I sent the following email to EPA Administrator Lisa Jackson:
Dear Administrator Jackson:
The following post was left on the pure-gas.org web site in the Comments section:
“Recently our fire dept. was responding to a brush fire where the fire was about the get into a barn. Our brush truck has a gasoline powered engine (which is almost new) in which we had a difficult time cranking to extinguish the fire. Upon our investigation after the fire we found the cause of failure of the pump operating was due to ethanol gas. The repair agency advised that we should not use ethanol gas on small engines due to this problem and that we should not store ethanol gas no more than 2 weeks. Unfortunately we must store some gas for emergencies on fire apparatus for calls. At some times it can be stored for quite some time before we use it. How are fire dept’s suppose to operate equipment properly and store gas for emergencies with this causing engine problems? Hope you don’t need to depend on this to save your life, the engine may not start??????? -Tony Collins, Advance, NC (February 9, 2011)”

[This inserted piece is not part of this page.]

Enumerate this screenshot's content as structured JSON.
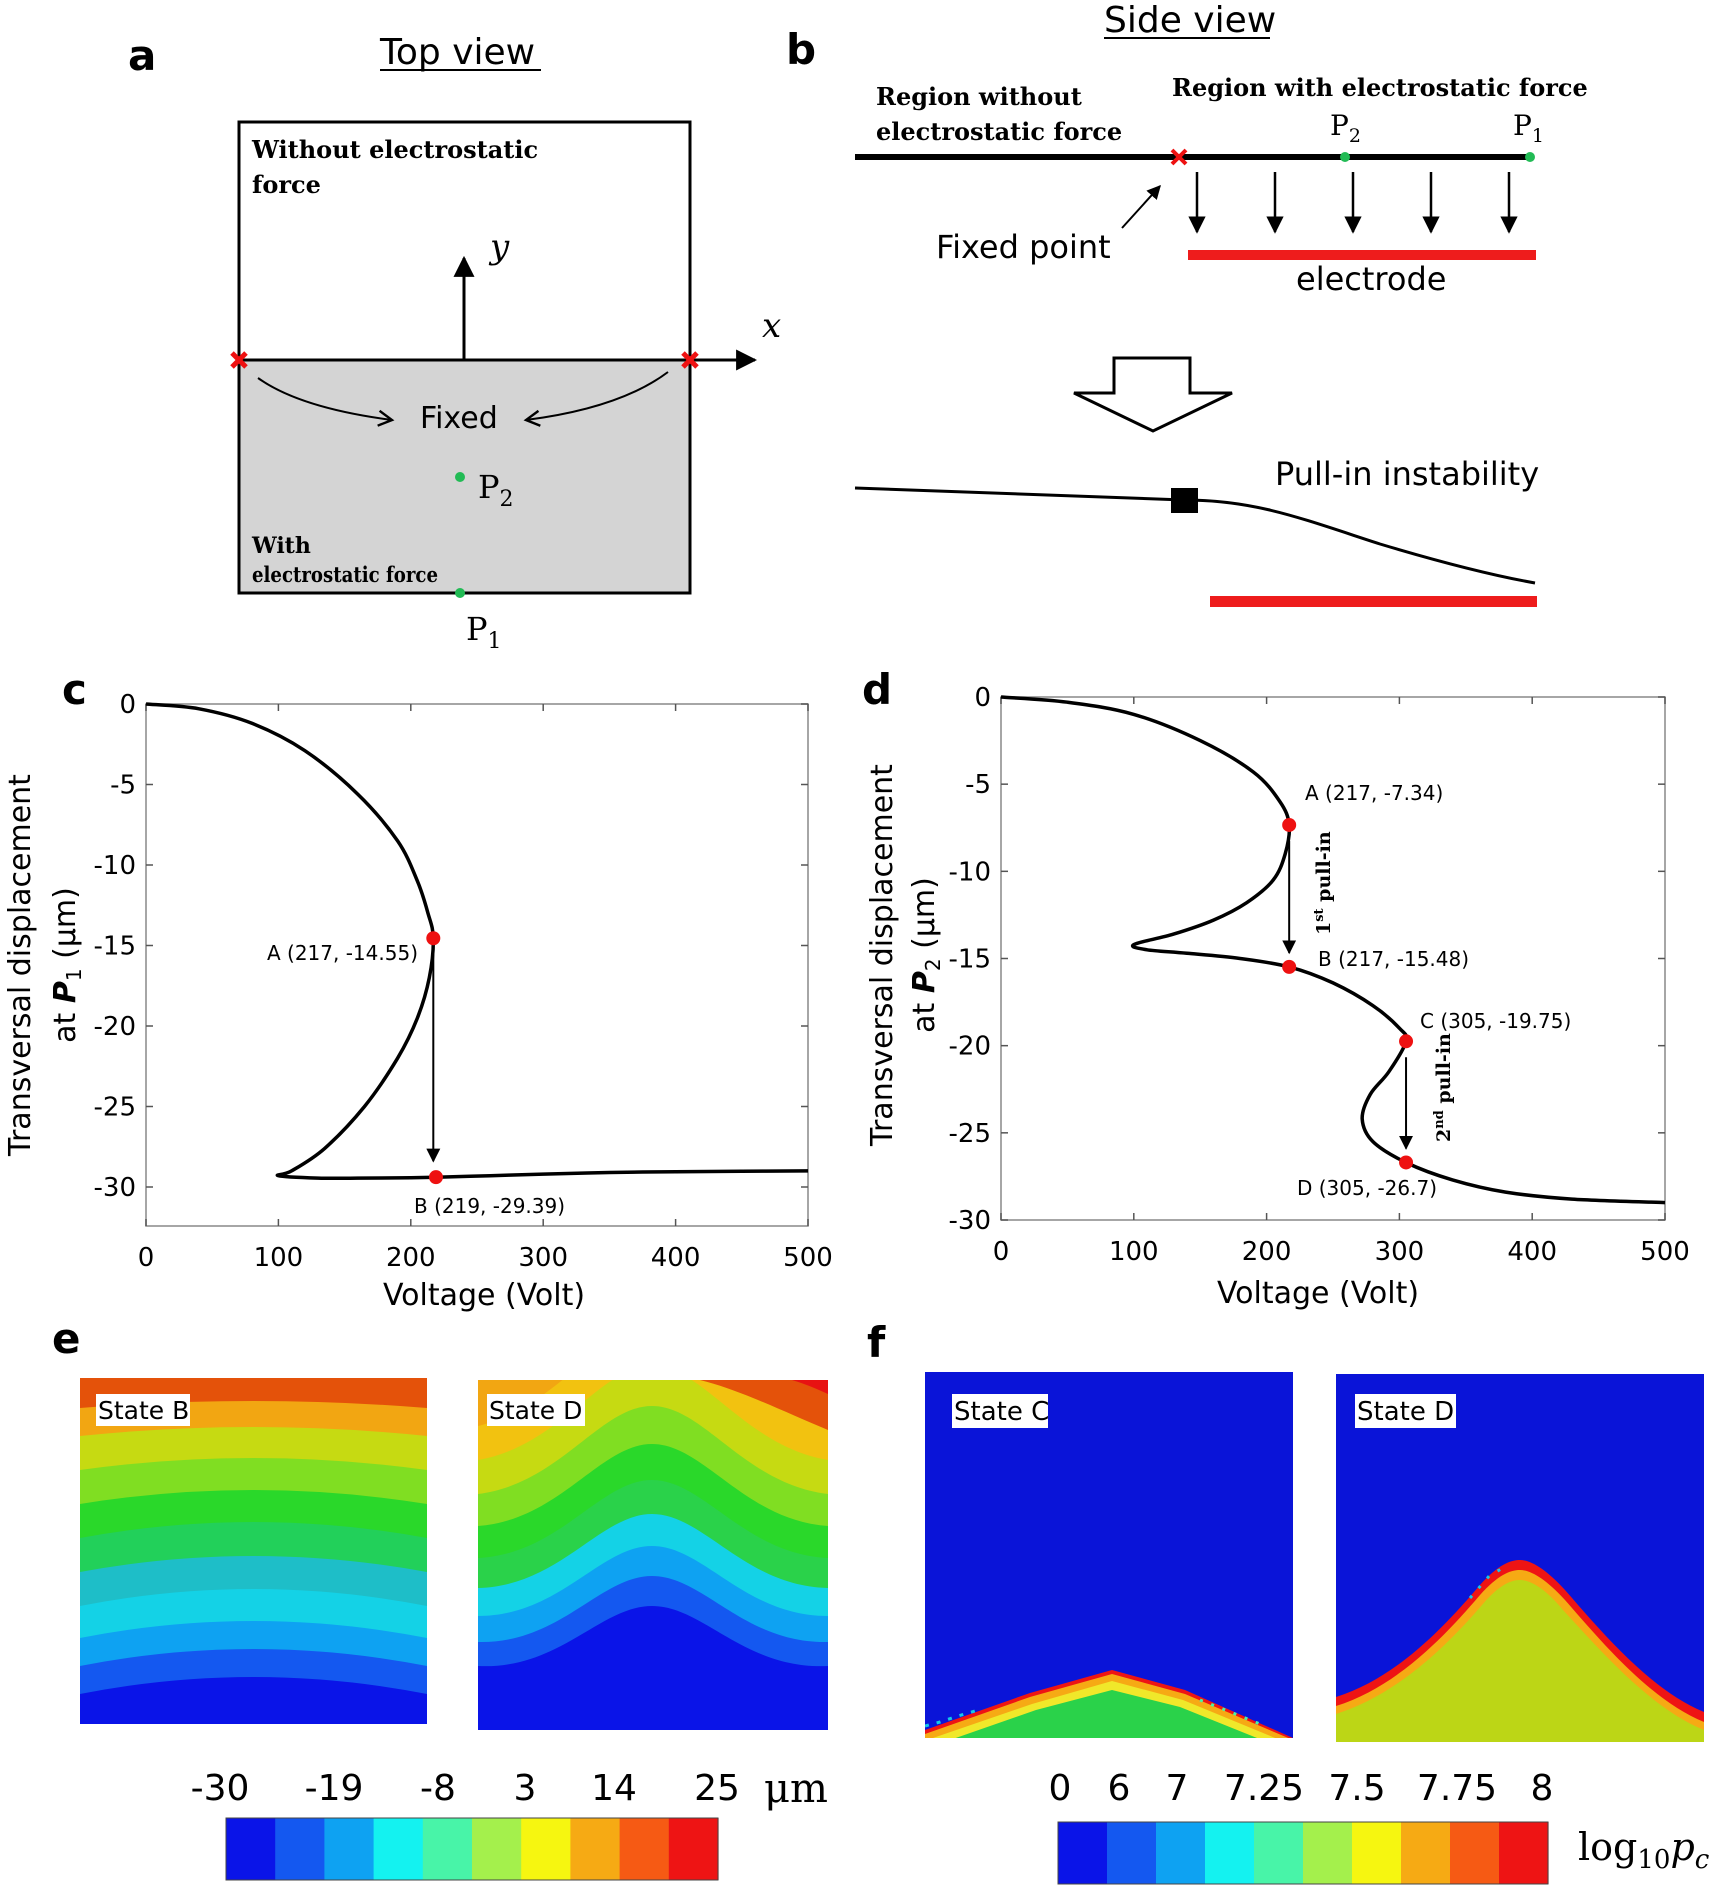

You can see it for yourself here: http://pure-gas.org/comments, use the View all comments button to get to this earlier comment.
Are you going to wait until someone dies when portable equipment won’t start or quits during an emergency because of the unintended consequences of the RFS mandate in EISA 2007 that are turning all of the gasoline in the U.S. to E10? As it stands now first responders and emergency crews cannot get ethanol free gasoline in California and most of the Northeast. It is rapidly disappearing in the Northwest too, and it is apparently a serious problem in North Carolina. I urge you to prohibit the blending of ethanol in all premium unleaded gasoline sold in the U.S., as you were requested by numerous organizations in the E15 comments, before someone is killed.

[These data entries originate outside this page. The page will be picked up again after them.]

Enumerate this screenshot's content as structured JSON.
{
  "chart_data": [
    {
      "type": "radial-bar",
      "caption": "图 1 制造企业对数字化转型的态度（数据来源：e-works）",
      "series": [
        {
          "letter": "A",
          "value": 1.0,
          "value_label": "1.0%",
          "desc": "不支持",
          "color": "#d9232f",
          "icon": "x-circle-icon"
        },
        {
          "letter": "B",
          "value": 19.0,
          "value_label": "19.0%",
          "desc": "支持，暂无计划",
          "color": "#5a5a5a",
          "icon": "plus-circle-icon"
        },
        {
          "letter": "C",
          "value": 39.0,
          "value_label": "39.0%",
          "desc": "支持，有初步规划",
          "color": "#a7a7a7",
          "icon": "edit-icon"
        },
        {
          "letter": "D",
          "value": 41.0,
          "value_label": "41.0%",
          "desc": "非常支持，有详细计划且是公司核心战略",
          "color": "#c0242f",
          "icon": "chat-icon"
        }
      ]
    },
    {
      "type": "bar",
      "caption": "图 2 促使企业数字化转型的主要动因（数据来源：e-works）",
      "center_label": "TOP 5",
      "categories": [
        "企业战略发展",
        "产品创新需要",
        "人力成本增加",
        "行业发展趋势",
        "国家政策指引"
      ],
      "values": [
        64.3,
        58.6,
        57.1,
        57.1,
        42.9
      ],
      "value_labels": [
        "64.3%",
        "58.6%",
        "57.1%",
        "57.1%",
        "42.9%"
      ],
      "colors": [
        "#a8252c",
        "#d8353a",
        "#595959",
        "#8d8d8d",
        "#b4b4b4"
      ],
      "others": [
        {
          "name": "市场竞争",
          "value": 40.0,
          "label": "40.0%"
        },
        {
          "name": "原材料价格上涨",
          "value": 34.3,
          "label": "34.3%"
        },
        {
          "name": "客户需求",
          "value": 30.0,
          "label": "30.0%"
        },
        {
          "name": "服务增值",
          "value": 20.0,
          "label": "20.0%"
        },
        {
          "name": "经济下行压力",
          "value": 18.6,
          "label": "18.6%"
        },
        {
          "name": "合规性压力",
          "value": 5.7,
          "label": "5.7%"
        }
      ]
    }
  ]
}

Regards — Dean Billing / Sisters, OR
I would urge others in the Public Safety field to let Administrator Jackson know if you have concerns about how the ethanol mandate is affecting your portable tools and equipment … before it is too late. You can email her at email@example.com
Update 03/30/2011: Apparently the EPA is waiting for someone to die, as the following reply illustrates:
Dear Mr. Billing:
Thank you for your February 15, 2011 email to Administrator Jackson concerning the use of ethanol in gasoline and problems with small, non-road engines in emergency equipment. …

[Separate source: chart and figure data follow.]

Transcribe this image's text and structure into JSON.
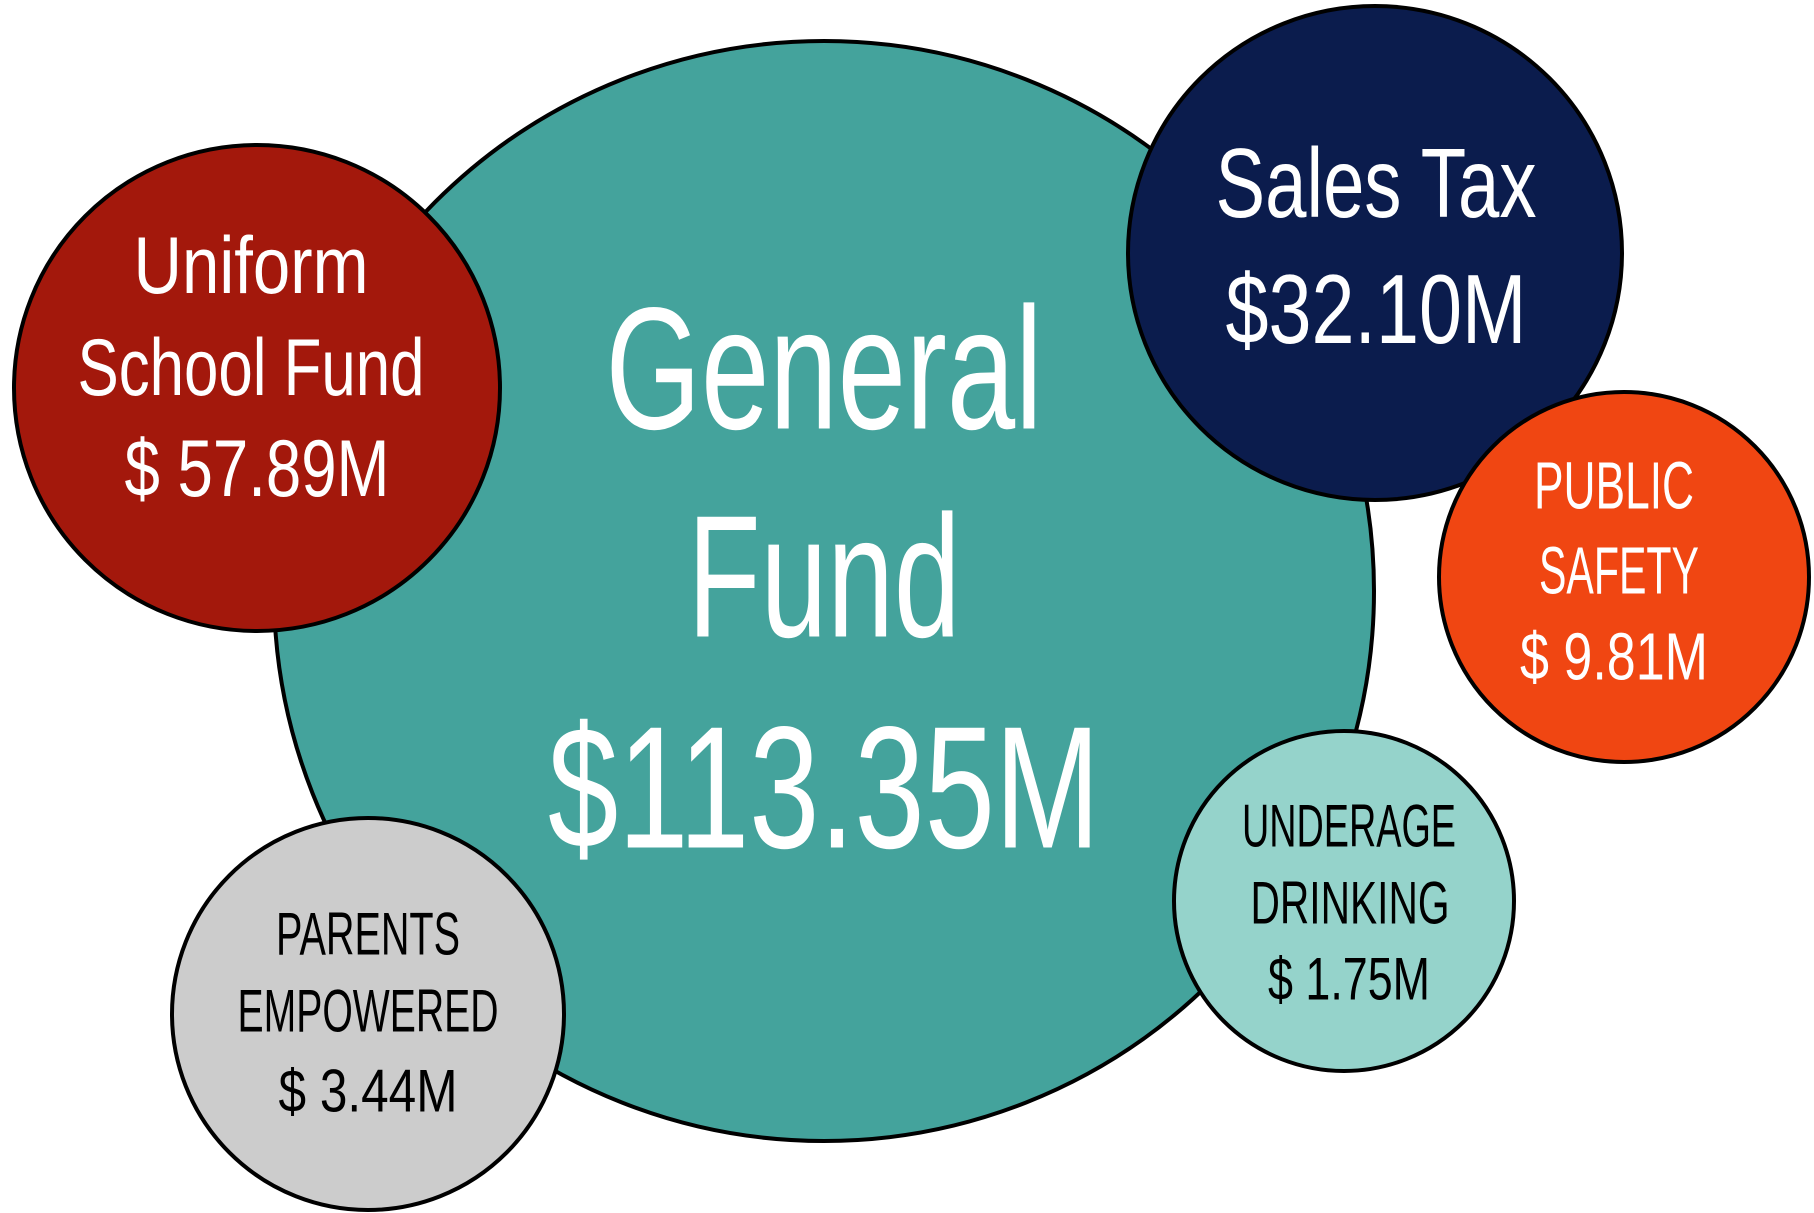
{
  "nodes": [
    {
      "lines": [
        "General",
        "Fund"
      ],
      "amount": "$113.35M"
    },
    {
      "lines": [
        "Uniform",
        "School Fund"
      ],
      "amount": "$ 57.89M"
    },
    {
      "lines": [
        "Sales Tax"
      ],
      "amount": "$32.10M"
    },
    {
      "lines": [
        "PUBLIC",
        "SAFETY"
      ],
      "amount": "$ 9.81M"
    },
    {
      "lines": [
        "UNDERAGE",
        "DRINKING"
      ],
      "amount": "$ 1.75M"
    },
    {
      "lines": [
        "PARENTS",
        "EMPOWERED"
      ],
      "amount": "$ 3.44M"
    }
  ]
}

We are aware that some small, non-road engines are having problems with gasoline that contains 10 percent ethanol (E10). Furthermore, we have found that gasoline with 15 percent ethanol (E15) is not suitable for such engines. As we transition to E10 and E15 we are monitoring the situation. Please contact us if we can be of further assistance.
Karl J. Simon, Director
Compliance and Innovative Strategies Division, Office of Transportation and Air Quality
So there you have it in black and white, “… we are monitoring the situation.“
Translation from bureaucratese, “Yes, we are waiting for someone to die and if there is a public outcry, we will react.”